The Times also quoted a black Pennsylvania Democratic poll participant implying that whites oppose Obama's candidacy because they want to stay in power: "Basically it's the same old problem, the desire for power. People get so obsessed with power and don't want to share it. There are people who are not used to blacks being on top."
What is bizarre about this is that Obama is not only the nominee but also the odds-on favorite to win the general election in a nation whose voters are overwhelmingly white. If the media must dwell on race, why can't they celebrate Obama's so-far-successful candidacy?
It's sad that these liberals are compelled to view this race through a racial prism instead of understanding that the lion's share of any opposition to Obama is based on his politics, his record and experience, his flip-flops, his statements, his arrogance and his associations, not his race.
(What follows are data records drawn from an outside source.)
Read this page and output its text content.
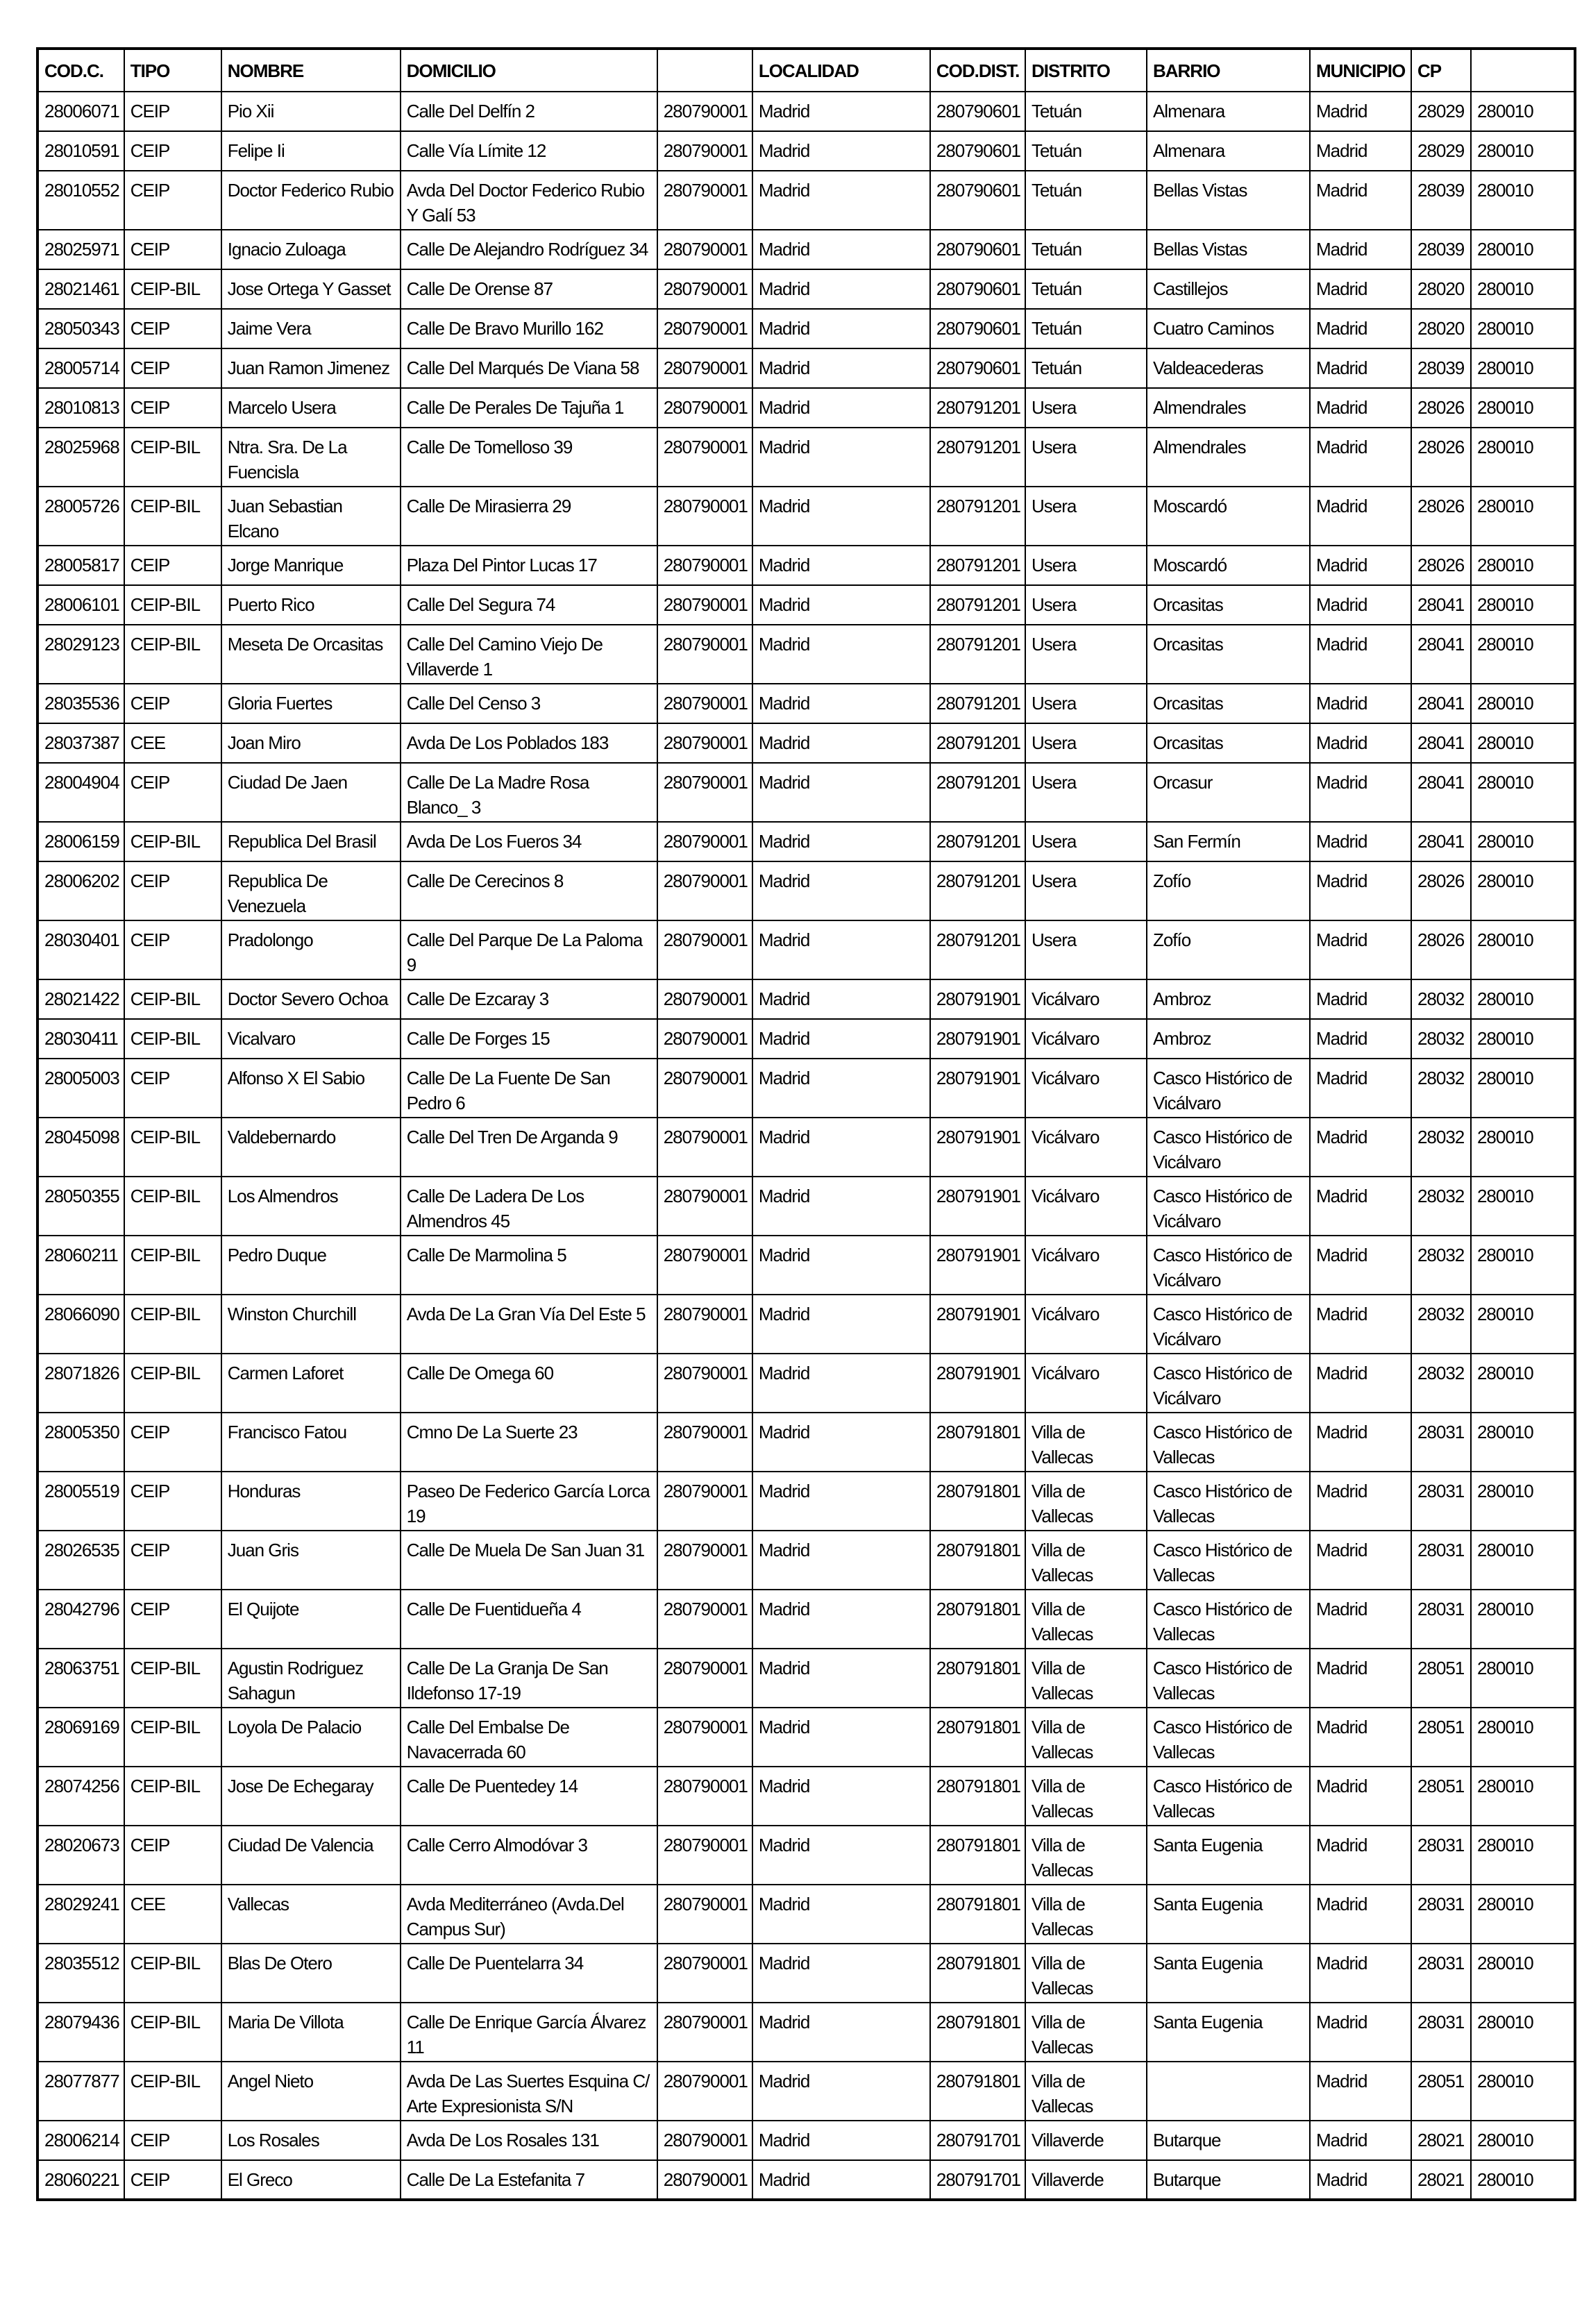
COD.C.	TIPO	NOMBRE	DOMICILIO		LOCALIDAD	COD.DIST.	DISTRITO	BARRIO	MUNICIPIO	CP	
28006071	CEIP	Pio Xii	Calle Del Delfín 2	280790001	Madrid	280790601	Tetuán	Almenara	Madrid	28029	280010
28010591	CEIP	Felipe Ii	Calle Vía Límite 12	280790001	Madrid	280790601	Tetuán	Almenara	Madrid	28029	280010
28010552	CEIP	Doctor Federico Rubio	Avda Del Doctor Federico Rubio Y Galí 53	280790001	Madrid	280790601	Tetuán	Bellas Vistas	Madrid	28039	280010
28025971	CEIP	Ignacio Zuloaga	Calle De Alejandro Rodríguez 34	280790001	Madrid	280790601	Tetuán	Bellas Vistas	Madrid	28039	280010
28021461	CEIP-BIL	Jose Ortega Y Gasset	Calle De Orense 87	280790001	Madrid	280790601	Tetuán	Castillejos	Madrid	28020	280010
28050343	CEIP	Jaime Vera	Calle De Bravo Murillo 162	280790001	Madrid	280790601	Tetuán	Cuatro Caminos	Madrid	28020	280010
28005714	CEIP	Juan Ramon Jimenez	Calle Del Marqués De Viana 58	280790001	Madrid	280790601	Tetuán	Valdeacederas	Madrid	28039	280010
28010813	CEIP	Marcelo Usera	Calle De Perales De Tajuña 1	280790001	Madrid	280791201	Usera	Almendrales	Madrid	28026	280010
28025968	CEIP-BIL	Ntra. Sra. De La Fuencisla	Calle De Tomelloso 39	280790001	Madrid	280791201	Usera	Almendrales	Madrid	28026	280010
28005726	CEIP-BIL	Juan Sebastian Elcano	Calle De Mirasierra 29	280790001	Madrid	280791201	Usera	Moscardó	Madrid	28026	280010
28005817	CEIP	Jorge Manrique	Plaza Del Pintor Lucas 17	280790001	Madrid	280791201	Usera	Moscardó	Madrid	28026	280010
28006101	CEIP-BIL	Puerto Rico	Calle Del Segura 74	280790001	Madrid	280791201	Usera	Orcasitas	Madrid	28041	280010
28029123	CEIP-BIL	Meseta De Orcasitas	Calle Del Camino Viejo De Villaverde 1	280790001	Madrid	280791201	Usera	Orcasitas	Madrid	28041	280010
28035536	CEIP	Gloria Fuertes	Calle Del Censo 3	280790001	Madrid	280791201	Usera	Orcasitas	Madrid	28041	280010
28037387	CEE	Joan Miro	Avda De Los Poblados 183	280790001	Madrid	280791201	Usera	Orcasitas	Madrid	28041	280010
28004904	CEIP	Ciudad De Jaen	Calle De La Madre Rosa Blanco_ 3	280790001	Madrid	280791201	Usera	Orcasur	Madrid	28041	280010
28006159	CEIP-BIL	Republica Del Brasil	Avda De Los Fueros 34	280790001	Madrid	280791201	Usera	San Fermín	Madrid	28041	280010
28006202	CEIP	Republica De Venezuela	Calle De Cerecinos 8	280790001	Madrid	280791201	Usera	Zofío	Madrid	28026	280010
28030401	CEIP	Pradolongo	Calle Del Parque De La Paloma 9	280790001	Madrid	280791201	Usera	Zofío	Madrid	28026	280010
28021422	CEIP-BIL	Doctor Severo Ochoa	Calle De Ezcaray 3	280790001	Madrid	280791901	Vicálvaro	Ambroz	Madrid	28032	280010
28030411	CEIP-BIL	Vicalvaro	Calle De Forges 15	280790001	Madrid	280791901	Vicálvaro	Ambroz	Madrid	28032	280010
28005003	CEIP	Alfonso X El Sabio	Calle De La Fuente De San Pedro 6	280790001	Madrid	280791901	Vicálvaro	Casco Histórico de Vicálvaro	Madrid	28032	280010
28045098	CEIP-BIL	Valdebernardo	Calle Del Tren De Arganda 9	280790001	Madrid	280791901	Vicálvaro	Casco Histórico de Vicálvaro	Madrid	28032	280010
28050355	CEIP-BIL	Los Almendros	Calle De Ladera De Los Almendros 45	280790001	Madrid	280791901	Vicálvaro	Casco Histórico de Vicálvaro	Madrid	28032	280010
28060211	CEIP-BIL	Pedro Duque	Calle De Marmolina 5	280790001	Madrid	280791901	Vicálvaro	Casco Histórico de Vicálvaro	Madrid	28032	280010
28066090	CEIP-BIL	Winston Churchill	Avda De La Gran Vía Del Este 5	280790001	Madrid	280791901	Vicálvaro	Casco Histórico de Vicálvaro	Madrid	28032	280010
28071826	CEIP-BIL	Carmen Laforet	Calle De Omega 60	280790001	Madrid	280791901	Vicálvaro	Casco Histórico de Vicálvaro	Madrid	28032	280010
28005350	CEIP	Francisco Fatou	Cmno De La Suerte 23	280790001	Madrid	280791801	Villa de Vallecas	Casco Histórico de Vallecas	Madrid	28031	280010
28005519	CEIP	Honduras	Paseo De Federico García Lorca 19	280790001	Madrid	280791801	Villa de Vallecas	Casco Histórico de Vallecas	Madrid	28031	280010
28026535	CEIP	Juan Gris	Calle De Muela De San Juan 31	280790001	Madrid	280791801	Villa de Vallecas	Casco Histórico de Vallecas	Madrid	28031	280010
28042796	CEIP	El Quijote	Calle De Fuentidueña 4	280790001	Madrid	280791801	Villa de Vallecas	Casco Histórico de Vallecas	Madrid	28031	280010
28063751	CEIP-BIL	Agustin Rodriguez Sahagun	Calle De La Granja De San Ildefonso 17-19	280790001	Madrid	280791801	Villa de Vallecas	Casco Histórico de Vallecas	Madrid	28051	280010
28069169	CEIP-BIL	Loyola De Palacio	Calle Del Embalse De Navacerrada 60	280790001	Madrid	280791801	Villa de Vallecas	Casco Histórico de Vallecas	Madrid	28051	280010
28074256	CEIP-BIL	Jose De Echegaray	Calle De Puentedey 14	280790001	Madrid	280791801	Villa de Vallecas	Casco Histórico de Vallecas	Madrid	28051	280010
28020673	CEIP	Ciudad De Valencia	Calle Cerro Almodóvar 3	280790001	Madrid	280791801	Villa de Vallecas	Santa Eugenia	Madrid	28031	280010
28029241	CEE	Vallecas	Avda Mediterráneo (Avda.Del Campus Sur)	280790001	Madrid	280791801	Villa de Vallecas	Santa Eugenia	Madrid	28031	280010
28035512	CEIP-BIL	Blas De Otero	Calle De Puentelarra 34	280790001	Madrid	280791801	Villa de Vallecas	Santa Eugenia	Madrid	28031	280010
28079436	CEIP-BIL	Maria De Villota	Calle De Enrique García Álvarez 11	280790001	Madrid	280791801	Villa de Vallecas	Santa Eugenia	Madrid	28031	280010
28077877	CEIP-BIL	Angel Nieto	Avda De Las Suertes Esquina C/ Arte Expresionista S/N	280790001	Madrid	280791801	Villa de Vallecas		Madrid	28051	280010
28006214	CEIP	Los Rosales	Avda De Los Rosales 131	280790001	Madrid	280791701	Villaverde	Butarque	Madrid	28021	280010
28060221	CEIP	El Greco	Calle De La Estefanita 7	280790001	Madrid	280791701	Villaverde	Butarque	Madrid	28021	280010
If Obama wins, conservatives won't view him as a black president, but as a liberal one. His race is irrelevant to us, unless he and others start making everything about race and forfeit any strides we've made or aspirations we retain on colorblindness.
Race relations could improve immeasurably if the liberal establishment would quit treating minorities as exploitable objects instead of equal human beings.
If the liberal media's approach to Obama's candidacy is any indication, we'll rarely read a race-free story during Obama's term if he is elected. No matter what liberal dogma preaches, that cannot be good for blacks, other minorities or race relations in this country.